MA = pd.DataFrame(index = gather_all.index)

MA['real'] = gather_all['USD/KRW']
from datetime import timedelta
today = MA.index[-1]
tomorrow = today + timedelta(days=1)

MA = pd.concat([MA, pd.DataFrame(tmr, index=[tomorrow], columns=['real'])])
MA['ma2'] = MA['real'].rolling(window=2).mean()


plt.plot(MA['real'][-날짜:],'r:', label='Real')
plt.plot(MA['ma2'][-날짜:],'y:', label='ma2')
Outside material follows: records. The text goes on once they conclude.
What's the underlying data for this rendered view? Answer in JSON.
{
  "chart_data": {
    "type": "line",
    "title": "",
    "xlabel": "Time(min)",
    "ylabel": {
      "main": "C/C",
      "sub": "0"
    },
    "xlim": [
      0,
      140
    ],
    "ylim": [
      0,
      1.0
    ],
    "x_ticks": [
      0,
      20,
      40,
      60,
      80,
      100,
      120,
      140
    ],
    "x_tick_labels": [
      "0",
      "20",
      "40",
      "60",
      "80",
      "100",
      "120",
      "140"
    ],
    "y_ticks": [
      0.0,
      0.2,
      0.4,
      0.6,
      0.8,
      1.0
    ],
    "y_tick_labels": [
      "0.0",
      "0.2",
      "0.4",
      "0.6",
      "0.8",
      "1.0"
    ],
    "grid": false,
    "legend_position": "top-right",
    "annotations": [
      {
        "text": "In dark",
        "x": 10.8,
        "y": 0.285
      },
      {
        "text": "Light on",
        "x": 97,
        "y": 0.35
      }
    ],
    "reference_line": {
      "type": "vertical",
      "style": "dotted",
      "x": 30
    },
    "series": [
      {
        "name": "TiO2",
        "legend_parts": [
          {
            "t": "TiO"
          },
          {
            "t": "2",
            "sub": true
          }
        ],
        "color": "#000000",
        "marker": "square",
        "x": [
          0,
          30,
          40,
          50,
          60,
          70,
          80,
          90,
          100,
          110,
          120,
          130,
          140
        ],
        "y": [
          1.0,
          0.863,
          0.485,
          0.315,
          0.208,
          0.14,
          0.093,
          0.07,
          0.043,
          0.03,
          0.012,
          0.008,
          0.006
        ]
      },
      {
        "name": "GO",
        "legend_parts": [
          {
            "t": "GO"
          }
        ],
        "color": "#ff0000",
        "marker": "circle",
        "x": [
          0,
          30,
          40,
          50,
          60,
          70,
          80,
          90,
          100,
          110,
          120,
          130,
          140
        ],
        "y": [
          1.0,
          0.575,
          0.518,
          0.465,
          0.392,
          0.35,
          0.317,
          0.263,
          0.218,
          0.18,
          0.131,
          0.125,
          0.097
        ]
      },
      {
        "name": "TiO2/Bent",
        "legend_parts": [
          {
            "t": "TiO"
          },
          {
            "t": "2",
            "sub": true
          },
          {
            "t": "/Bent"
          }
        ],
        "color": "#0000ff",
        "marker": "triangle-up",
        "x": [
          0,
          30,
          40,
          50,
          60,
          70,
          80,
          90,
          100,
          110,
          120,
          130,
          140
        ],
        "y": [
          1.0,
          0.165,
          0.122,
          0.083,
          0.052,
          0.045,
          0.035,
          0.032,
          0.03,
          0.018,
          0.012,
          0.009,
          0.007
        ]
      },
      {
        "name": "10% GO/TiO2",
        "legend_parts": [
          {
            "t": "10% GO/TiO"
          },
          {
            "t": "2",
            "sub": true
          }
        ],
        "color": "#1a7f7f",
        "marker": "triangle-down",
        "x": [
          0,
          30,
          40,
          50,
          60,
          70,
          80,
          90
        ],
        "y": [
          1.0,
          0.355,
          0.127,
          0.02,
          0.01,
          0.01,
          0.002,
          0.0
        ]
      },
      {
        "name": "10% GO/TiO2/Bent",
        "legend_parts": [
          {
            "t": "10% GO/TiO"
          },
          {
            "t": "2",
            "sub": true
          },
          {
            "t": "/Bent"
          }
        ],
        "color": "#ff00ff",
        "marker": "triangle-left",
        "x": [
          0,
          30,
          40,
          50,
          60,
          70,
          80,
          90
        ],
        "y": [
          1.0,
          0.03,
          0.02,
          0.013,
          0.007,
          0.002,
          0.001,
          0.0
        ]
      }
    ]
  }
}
plt.xticks(MA[-날짜:].index,rotation='vertical')


plt.legend(loc="best")
plt.grid()
plt.show()

In [None]:
MA['real-ma2'] = MA['real'] - MA['ma2']

if MA.iloc[-2]['real-ma2']>0:
    if MA.iloc[-2]['real-ma2']*MA.iloc[-1]['real-ma2'] <0:
        print('내일 환율이 떨어질 가능성이 크다')
    else:
        print('내일 환율이 어떻게 될지 모른다')
        
elif MA.iloc[-2]['real-ma2']<0:
    if MA.iloc[-2]['real-ma2']*MA.iloc[-1]['real-ma2'] <0:
        print('내일 환율이 오를 가능성이 크다')
    else:
        print('내일 환율이 어떻게 될지 모른다')
        
else:
    if MA.iloc[-3]['real-ma2']>0:
        if MA.iloc[-3]['real-ma2']*MA.iloc[-2]['real-ma2'] <0:
            print('내일 환율이 떨어질 가능성이 크다')
        else:
            print('내일 환율이 어떻게 될지 모른다')
    elif MA.iloc[-3]['real-ma2']<0:
        if MA.iloc[-3]['real-ma2']*MA.iloc[-2]['real-ma2'] <0:
            print('내일 환율이 오를 가능성이 크다')
        else:
            print('내일 환율이 어떻게 될지 모른다')
    else:
        if MA.iloc[-4]['real-ma2']>0:
            if MA.iloc[-4]['real-ma2']*MA.iloc[-3]['real-ma2'] <0:
                print('내일 환율이 떨어질 가능성이 크다')
            else:
                print('내일 환율이 어떻게 될지 모른다')
        elif MA.iloc[-4]['real-ma2']<0:
            if MA.iloc[-4]['real-ma2']*MA.iloc[-3]['real-ma2'] <0:
                print('내일 환율이 오를 가능성이 크다')
            else:
                print('내일 환율이 어떻게 될지 모른다')
        else:
            print('내일 환율이 어떻게 될지 모른다')